The history of the culture of civilization has a lot of metamorphoses that manifested themselves at different stages: the agricultural stage, the industrial stage, the post-industrial stage (in terms of D. Bell). Another type of culture manifested itself in different ways concerning nature and the environment. Sometimes a person humbly resigned it to heart, and sometimes he brutally conquered it. The modern problem of interaction between culture and the environment is alienation, which has not yet been overcome.
The modern culture of advanced capitalism subjugates the environment in less brutal ways than humanity during the industrial revolution. Submitting the environment to factories was not at all what the culture of rationality looks like today. The consumer society is harmoniously incorporated into nature and its resources, into the use of natural resources. Even garbage collection, cleaning in the streets and courtyards becomes an ideologically loaded process. It is not an aggressive ideology but a soft one embedded in the depths of human consciousness. Corman (2011) examines the problem of the environment and modern culture on the example of freegans and the topic of dumpsters; she characterizes this theme in one of the passages: “The presence of raccoons and freegans uncomfortably reveals ideas such as civility, urban progress and economic inevitability as interrelated constructions, rather than natural realities” (p. 32). What people took for granted with the arrival of the freegans is disputed. Rational Western culture tends to deny the rationality of such creatures, while it becomes irrational in its control and lust for consumption.

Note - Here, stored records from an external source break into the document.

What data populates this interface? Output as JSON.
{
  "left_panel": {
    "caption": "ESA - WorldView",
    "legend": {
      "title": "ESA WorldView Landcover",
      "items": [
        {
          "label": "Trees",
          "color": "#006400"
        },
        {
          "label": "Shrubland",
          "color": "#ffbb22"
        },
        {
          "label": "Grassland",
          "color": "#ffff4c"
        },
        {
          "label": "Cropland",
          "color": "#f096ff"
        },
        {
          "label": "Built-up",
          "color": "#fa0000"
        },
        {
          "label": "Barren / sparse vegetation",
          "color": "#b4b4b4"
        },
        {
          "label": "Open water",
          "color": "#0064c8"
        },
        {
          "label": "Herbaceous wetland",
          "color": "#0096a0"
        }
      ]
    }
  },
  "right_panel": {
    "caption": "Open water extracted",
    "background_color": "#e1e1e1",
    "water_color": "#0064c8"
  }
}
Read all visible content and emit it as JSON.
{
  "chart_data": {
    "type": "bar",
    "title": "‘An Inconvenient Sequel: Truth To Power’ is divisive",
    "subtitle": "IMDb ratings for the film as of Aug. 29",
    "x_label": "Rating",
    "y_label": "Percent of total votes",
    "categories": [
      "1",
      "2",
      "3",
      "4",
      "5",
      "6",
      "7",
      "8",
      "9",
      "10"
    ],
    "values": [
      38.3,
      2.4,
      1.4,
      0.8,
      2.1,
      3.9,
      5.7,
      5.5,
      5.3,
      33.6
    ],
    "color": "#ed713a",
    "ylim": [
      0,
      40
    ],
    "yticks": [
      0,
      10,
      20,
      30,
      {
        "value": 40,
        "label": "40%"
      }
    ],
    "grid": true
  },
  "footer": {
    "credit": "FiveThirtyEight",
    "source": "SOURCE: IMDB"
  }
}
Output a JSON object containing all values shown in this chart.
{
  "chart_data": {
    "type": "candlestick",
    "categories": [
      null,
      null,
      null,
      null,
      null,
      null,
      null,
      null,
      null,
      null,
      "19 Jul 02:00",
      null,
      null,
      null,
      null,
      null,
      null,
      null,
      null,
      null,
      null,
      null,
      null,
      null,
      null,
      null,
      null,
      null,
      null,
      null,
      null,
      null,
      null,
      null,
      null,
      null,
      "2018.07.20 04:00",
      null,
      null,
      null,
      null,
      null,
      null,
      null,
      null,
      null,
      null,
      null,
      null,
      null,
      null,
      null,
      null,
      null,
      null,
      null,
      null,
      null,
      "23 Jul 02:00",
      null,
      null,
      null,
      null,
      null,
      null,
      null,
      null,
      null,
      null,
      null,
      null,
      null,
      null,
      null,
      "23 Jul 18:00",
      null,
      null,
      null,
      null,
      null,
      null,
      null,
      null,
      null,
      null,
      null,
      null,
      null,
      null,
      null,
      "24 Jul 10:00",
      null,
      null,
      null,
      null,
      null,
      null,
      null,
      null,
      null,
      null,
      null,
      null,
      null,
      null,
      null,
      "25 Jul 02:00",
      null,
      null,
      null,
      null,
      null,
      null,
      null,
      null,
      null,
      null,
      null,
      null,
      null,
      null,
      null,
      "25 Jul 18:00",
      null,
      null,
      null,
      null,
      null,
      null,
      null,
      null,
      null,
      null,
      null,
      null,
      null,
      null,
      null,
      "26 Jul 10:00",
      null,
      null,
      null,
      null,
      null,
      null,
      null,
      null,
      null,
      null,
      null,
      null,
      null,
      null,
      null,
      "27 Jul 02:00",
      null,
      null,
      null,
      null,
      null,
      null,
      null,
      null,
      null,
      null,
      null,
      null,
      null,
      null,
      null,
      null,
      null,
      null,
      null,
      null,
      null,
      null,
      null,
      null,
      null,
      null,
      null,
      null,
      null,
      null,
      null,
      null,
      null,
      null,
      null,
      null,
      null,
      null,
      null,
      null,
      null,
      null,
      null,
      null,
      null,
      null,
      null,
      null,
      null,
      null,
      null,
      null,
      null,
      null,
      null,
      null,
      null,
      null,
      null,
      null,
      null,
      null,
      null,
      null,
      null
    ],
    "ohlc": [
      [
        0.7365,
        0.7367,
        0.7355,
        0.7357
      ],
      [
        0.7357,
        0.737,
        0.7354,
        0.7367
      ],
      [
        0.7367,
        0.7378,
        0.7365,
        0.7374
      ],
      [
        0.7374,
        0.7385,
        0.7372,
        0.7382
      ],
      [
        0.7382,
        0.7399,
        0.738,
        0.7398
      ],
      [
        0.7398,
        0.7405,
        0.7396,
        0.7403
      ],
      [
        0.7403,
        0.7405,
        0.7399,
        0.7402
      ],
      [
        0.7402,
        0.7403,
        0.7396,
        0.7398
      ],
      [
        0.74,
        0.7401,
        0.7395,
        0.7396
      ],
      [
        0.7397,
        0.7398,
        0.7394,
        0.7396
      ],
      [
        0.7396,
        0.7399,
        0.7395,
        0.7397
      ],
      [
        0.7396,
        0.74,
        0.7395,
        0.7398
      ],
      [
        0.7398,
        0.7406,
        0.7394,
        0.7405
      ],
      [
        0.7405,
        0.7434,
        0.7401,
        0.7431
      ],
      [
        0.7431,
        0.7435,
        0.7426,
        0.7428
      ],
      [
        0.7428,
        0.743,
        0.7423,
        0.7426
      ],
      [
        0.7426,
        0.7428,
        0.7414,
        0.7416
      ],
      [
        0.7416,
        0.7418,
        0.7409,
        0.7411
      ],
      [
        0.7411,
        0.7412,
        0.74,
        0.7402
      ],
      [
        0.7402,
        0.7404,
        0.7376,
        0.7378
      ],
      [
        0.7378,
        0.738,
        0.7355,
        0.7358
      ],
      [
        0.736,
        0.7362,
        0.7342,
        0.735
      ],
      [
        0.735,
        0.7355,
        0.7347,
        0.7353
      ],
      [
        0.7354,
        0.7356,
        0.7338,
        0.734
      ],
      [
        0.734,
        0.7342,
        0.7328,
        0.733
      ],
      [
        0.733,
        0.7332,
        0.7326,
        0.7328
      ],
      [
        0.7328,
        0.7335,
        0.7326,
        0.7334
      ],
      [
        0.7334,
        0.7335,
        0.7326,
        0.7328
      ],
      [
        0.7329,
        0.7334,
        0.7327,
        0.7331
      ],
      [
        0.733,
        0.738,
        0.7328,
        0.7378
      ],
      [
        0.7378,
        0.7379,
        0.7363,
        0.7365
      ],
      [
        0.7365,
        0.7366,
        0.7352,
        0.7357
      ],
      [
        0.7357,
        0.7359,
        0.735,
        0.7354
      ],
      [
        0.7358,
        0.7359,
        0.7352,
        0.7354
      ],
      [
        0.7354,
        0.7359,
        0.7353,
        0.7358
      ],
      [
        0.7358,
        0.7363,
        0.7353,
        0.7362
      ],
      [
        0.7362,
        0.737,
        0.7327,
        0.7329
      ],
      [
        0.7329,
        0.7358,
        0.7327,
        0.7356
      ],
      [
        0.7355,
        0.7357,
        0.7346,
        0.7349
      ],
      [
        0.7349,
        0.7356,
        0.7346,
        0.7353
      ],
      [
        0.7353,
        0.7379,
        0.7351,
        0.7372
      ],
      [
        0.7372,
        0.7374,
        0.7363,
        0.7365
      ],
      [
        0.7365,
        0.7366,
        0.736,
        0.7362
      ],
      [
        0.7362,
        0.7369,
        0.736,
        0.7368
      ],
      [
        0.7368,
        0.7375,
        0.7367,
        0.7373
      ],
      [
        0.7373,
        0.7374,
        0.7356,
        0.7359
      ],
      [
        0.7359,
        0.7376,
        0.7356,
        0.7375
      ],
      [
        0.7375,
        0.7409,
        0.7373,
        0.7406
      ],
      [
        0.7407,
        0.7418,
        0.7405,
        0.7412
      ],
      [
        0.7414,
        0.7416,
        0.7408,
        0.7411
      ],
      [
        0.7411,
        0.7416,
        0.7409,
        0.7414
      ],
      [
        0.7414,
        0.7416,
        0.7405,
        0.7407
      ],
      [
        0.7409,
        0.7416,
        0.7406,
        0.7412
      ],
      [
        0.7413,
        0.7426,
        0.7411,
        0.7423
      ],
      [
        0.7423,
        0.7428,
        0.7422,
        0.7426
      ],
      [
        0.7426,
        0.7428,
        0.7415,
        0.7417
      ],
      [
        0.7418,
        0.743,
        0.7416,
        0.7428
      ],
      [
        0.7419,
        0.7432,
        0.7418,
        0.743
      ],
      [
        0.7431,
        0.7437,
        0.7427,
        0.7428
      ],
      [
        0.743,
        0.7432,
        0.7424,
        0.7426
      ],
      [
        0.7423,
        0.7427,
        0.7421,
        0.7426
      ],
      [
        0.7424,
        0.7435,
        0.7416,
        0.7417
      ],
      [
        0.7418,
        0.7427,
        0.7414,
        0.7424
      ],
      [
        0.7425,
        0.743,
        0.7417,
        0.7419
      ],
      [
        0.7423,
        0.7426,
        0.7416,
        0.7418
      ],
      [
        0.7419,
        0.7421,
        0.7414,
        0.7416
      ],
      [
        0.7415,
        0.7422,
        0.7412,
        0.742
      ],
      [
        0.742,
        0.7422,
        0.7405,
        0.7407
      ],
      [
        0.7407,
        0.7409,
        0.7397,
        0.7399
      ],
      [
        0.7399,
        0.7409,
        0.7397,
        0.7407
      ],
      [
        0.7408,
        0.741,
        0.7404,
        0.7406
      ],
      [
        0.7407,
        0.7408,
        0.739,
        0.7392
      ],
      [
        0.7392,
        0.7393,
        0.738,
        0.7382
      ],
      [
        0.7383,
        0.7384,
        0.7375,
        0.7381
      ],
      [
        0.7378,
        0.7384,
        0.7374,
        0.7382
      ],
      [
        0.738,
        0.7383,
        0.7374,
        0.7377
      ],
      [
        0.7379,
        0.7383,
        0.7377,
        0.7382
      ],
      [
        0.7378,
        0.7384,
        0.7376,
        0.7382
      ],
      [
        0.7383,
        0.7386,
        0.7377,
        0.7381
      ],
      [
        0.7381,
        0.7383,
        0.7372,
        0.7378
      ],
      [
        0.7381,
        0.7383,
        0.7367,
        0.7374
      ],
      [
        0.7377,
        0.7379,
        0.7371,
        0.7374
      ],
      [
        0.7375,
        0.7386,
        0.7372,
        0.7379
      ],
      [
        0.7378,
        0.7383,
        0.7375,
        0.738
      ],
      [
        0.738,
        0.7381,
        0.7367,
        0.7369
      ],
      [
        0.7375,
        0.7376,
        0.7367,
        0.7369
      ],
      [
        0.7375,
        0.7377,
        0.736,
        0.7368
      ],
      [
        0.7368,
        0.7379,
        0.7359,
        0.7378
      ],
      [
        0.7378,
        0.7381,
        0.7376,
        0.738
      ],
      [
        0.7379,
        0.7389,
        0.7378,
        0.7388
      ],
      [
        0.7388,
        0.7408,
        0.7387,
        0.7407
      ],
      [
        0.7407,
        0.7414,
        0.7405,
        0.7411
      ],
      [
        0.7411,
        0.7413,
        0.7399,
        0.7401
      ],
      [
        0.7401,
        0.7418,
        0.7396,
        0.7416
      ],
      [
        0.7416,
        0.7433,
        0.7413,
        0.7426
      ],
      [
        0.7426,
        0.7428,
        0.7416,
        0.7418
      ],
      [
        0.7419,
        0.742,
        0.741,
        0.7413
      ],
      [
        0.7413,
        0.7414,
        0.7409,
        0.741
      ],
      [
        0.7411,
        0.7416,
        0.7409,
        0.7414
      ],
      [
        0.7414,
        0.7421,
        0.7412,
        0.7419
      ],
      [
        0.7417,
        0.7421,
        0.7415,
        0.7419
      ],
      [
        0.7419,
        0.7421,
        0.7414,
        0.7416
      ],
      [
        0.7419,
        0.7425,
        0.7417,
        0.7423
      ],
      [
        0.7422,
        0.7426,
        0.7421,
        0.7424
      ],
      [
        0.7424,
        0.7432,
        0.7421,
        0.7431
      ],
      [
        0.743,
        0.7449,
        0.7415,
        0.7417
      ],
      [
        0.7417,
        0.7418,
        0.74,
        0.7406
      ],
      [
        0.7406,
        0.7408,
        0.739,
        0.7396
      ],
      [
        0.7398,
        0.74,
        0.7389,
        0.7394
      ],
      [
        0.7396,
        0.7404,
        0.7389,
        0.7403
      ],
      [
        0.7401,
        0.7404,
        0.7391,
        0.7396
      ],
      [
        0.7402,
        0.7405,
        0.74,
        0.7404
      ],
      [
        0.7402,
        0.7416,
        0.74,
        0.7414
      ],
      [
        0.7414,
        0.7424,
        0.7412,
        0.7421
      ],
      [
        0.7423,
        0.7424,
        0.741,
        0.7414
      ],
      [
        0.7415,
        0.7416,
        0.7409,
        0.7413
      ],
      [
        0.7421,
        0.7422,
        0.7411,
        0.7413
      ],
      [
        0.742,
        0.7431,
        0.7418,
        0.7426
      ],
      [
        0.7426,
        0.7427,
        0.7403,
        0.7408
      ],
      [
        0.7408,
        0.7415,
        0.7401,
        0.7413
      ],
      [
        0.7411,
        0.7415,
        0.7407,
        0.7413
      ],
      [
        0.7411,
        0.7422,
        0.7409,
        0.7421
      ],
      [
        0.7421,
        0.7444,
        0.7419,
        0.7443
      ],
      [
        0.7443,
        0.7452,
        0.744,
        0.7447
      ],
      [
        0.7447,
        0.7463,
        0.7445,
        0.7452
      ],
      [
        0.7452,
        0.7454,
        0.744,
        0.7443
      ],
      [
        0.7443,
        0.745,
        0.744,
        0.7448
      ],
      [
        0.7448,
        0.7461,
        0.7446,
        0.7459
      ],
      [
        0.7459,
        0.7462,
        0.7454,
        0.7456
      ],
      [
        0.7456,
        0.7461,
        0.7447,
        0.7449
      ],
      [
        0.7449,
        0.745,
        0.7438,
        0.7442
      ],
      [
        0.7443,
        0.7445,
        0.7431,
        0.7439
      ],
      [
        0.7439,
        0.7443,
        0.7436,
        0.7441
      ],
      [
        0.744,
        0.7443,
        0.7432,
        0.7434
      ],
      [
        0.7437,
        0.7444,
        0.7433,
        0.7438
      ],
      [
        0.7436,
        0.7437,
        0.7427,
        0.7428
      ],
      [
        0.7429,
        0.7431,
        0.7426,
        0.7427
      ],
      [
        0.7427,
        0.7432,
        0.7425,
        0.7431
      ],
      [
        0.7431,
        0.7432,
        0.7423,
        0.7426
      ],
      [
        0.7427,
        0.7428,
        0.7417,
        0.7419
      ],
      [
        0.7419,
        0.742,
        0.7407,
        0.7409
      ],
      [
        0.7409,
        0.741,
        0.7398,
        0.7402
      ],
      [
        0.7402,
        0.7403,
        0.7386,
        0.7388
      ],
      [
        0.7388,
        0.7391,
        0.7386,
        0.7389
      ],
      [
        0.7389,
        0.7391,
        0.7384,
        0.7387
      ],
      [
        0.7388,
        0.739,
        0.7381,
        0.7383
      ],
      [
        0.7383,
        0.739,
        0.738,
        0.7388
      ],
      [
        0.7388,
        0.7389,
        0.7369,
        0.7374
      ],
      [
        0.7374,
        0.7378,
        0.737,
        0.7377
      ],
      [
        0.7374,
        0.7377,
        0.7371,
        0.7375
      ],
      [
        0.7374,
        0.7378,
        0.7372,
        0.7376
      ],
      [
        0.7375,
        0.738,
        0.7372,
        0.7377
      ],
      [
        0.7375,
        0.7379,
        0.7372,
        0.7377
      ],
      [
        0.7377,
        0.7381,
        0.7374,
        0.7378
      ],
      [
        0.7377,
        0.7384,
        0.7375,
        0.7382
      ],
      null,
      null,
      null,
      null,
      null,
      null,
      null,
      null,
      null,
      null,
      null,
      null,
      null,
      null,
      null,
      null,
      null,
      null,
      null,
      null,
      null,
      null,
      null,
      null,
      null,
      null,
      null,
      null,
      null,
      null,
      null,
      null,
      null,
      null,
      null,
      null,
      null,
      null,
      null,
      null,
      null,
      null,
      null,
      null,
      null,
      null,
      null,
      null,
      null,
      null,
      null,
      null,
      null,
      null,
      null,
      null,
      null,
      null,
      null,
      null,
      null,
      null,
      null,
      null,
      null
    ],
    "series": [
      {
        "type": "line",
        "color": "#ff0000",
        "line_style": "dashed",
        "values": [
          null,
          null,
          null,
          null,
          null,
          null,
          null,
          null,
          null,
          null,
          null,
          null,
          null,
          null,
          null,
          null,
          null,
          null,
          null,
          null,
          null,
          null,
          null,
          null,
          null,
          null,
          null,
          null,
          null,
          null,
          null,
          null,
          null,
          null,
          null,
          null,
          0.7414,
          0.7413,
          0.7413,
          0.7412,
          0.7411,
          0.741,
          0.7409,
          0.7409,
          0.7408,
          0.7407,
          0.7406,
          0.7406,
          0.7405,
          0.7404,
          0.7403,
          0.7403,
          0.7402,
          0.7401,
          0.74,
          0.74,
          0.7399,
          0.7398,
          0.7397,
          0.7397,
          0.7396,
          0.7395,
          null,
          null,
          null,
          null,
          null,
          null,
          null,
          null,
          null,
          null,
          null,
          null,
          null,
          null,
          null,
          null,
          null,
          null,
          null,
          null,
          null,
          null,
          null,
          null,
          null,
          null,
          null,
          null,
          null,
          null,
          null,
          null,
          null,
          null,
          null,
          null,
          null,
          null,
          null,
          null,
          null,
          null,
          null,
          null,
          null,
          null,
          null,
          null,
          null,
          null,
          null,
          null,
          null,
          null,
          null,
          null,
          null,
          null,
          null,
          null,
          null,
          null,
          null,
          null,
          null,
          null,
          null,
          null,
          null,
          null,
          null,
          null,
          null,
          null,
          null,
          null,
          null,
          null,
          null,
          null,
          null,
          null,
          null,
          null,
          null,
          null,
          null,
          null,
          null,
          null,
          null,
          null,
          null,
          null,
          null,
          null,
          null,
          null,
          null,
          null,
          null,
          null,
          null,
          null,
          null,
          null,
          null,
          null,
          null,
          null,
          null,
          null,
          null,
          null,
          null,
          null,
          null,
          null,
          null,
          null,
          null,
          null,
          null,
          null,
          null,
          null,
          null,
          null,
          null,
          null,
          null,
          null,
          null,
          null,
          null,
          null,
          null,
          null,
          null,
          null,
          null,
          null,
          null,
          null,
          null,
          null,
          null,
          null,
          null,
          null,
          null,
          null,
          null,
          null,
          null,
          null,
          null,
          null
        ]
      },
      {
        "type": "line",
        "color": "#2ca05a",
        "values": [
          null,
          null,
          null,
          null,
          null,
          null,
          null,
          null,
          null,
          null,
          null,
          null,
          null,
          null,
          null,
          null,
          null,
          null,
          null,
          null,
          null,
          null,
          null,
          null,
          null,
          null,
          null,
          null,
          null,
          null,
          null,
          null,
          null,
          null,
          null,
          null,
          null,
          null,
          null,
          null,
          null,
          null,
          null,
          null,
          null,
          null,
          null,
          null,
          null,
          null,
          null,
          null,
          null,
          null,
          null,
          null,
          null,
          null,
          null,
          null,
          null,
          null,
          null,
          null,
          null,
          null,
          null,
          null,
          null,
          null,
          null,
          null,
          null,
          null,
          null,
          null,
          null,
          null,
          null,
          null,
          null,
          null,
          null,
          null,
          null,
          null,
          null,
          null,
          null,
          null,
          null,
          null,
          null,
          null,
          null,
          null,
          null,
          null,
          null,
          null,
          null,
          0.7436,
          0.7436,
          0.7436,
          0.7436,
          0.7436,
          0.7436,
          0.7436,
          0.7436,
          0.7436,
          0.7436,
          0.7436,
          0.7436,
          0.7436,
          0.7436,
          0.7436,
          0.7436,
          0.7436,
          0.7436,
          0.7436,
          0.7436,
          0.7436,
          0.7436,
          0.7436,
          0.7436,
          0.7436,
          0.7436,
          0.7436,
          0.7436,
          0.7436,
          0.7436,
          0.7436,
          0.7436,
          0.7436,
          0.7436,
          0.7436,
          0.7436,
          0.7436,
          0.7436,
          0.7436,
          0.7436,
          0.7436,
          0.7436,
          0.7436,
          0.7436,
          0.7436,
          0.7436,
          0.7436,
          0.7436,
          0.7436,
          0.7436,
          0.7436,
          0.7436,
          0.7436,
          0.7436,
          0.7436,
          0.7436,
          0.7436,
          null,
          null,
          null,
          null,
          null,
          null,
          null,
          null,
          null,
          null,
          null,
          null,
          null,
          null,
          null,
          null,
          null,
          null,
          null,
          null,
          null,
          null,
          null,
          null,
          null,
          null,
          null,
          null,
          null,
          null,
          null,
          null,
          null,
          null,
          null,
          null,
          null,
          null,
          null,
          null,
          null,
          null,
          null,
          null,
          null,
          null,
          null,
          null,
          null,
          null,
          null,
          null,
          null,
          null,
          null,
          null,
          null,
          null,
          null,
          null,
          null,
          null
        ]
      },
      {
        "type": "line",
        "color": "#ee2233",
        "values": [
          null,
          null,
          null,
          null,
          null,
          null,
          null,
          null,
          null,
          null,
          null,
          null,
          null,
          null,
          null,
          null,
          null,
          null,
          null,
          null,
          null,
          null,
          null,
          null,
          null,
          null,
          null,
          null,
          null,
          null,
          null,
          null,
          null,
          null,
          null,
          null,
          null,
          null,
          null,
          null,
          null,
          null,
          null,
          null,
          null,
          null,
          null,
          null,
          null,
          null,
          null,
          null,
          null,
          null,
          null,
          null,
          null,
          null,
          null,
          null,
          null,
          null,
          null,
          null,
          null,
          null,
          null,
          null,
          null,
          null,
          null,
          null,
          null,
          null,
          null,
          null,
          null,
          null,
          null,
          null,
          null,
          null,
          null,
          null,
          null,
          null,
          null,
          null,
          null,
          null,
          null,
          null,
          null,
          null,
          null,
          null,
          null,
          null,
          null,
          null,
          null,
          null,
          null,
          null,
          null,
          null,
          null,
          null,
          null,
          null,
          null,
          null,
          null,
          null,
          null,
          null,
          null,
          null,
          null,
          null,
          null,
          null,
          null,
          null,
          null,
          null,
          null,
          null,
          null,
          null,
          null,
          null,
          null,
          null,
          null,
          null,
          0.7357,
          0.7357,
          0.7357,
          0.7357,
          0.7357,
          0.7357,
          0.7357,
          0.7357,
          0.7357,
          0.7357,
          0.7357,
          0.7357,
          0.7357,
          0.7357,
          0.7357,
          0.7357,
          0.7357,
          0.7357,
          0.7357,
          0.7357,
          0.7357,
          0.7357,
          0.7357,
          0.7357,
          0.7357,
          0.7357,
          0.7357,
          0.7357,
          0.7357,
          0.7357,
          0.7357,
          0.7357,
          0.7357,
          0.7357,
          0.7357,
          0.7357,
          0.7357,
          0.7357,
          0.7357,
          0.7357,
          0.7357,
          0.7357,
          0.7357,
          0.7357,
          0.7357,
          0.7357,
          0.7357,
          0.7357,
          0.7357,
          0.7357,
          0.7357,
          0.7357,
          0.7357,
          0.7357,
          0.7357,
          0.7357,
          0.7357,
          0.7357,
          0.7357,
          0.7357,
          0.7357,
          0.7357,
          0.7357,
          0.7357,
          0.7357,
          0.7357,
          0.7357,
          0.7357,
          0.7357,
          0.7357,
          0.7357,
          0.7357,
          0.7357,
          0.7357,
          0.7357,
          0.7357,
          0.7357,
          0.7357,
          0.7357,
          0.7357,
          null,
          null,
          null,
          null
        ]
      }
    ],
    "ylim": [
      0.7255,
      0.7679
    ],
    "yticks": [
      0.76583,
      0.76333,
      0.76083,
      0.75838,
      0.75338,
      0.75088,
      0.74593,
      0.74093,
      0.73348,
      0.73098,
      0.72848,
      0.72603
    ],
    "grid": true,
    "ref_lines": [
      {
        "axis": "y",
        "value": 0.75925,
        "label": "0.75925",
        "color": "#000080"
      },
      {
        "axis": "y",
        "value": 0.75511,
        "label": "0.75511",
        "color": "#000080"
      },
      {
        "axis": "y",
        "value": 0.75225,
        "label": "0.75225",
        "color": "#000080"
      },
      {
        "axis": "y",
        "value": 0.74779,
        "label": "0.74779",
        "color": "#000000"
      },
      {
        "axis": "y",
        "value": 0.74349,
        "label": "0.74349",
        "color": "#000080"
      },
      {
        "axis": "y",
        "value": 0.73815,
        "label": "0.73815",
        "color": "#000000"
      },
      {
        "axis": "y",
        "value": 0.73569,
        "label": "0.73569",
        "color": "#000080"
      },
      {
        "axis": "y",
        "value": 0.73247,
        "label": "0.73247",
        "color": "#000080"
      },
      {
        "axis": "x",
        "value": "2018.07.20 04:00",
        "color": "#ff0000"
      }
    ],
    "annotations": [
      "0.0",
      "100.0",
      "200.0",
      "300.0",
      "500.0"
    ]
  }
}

In the modern world of control, there are many instructions, including instructions for using garbage. In addition, trash has a unique symbolic role, being something that cannot be touched and even more so to eat happily. The people around them are trying to dehumanize them since it is the consumer and “Western rationality” (Banergee & Bell, 2007, p. 7) order of care for the correct and civilized environment. To properly take care of nature, there are mechanisms of public administration that environmental sociology could not have dreamed of 30 years ago.
Now developed and rich countries are pouring responsibility for environmental disasters and environmental concerns onto governments. This allows sociology to establish since it receives state protection and a field in which its investigations can be helpful, but earlier “political-cultural conditions were not propitious for their success” (Buttel, 2003, p. 308). Where there is direct state control and supervision, over time, there is excessive rationalization and then alienation. Despite the development of the media, the Internet, the survey of problems, the topic of the environment for the majority of the inhabitants of a civilized society is a topic of alienation. Even in the desire to care for the environment, there is clear mechanization, obedience to instructions, and a complete denial of any other way of helping. At the same time, urbanized areas are very selective concerning the environment. A city dweller can experience a genuine hatred of some manifestations of nature and admire others. These other manifestations are usually under his control. These are parks, landscaped gardens, artificially grown shrubs, etc.
The most crucial problem of modern culture is the alienation of nature from man. The alienation took place gradually, with the advent of state administration and submission to environmental regulations. At the same time, urbanization of the population grew, and residents of large cities formed a particular concern for the environment. They subordinated it to rationality, symbols of purity and attractiveness. Differences appear between dirty, vile nature and pure nature associated with aesthetics and benefits for humans.
References
Banerjee, D. & Bell, M. (2007) Ecogender: Locating gender in environmental social science. Society and Natural Resources, 20, 3-19. DOI: 10.1080/08941920600981272
Buttel, F. H. (2003). Environmental sociology and the explanation of environmental reform. Organization & Environment, 16(306), 306-344. DOI: 10.1177/1086026603256279
Corman, L. (2011). Getting their hands dirty: Raccoons, freegans, and urban “trash”. Journal for Critical Animal Studies, 9(3).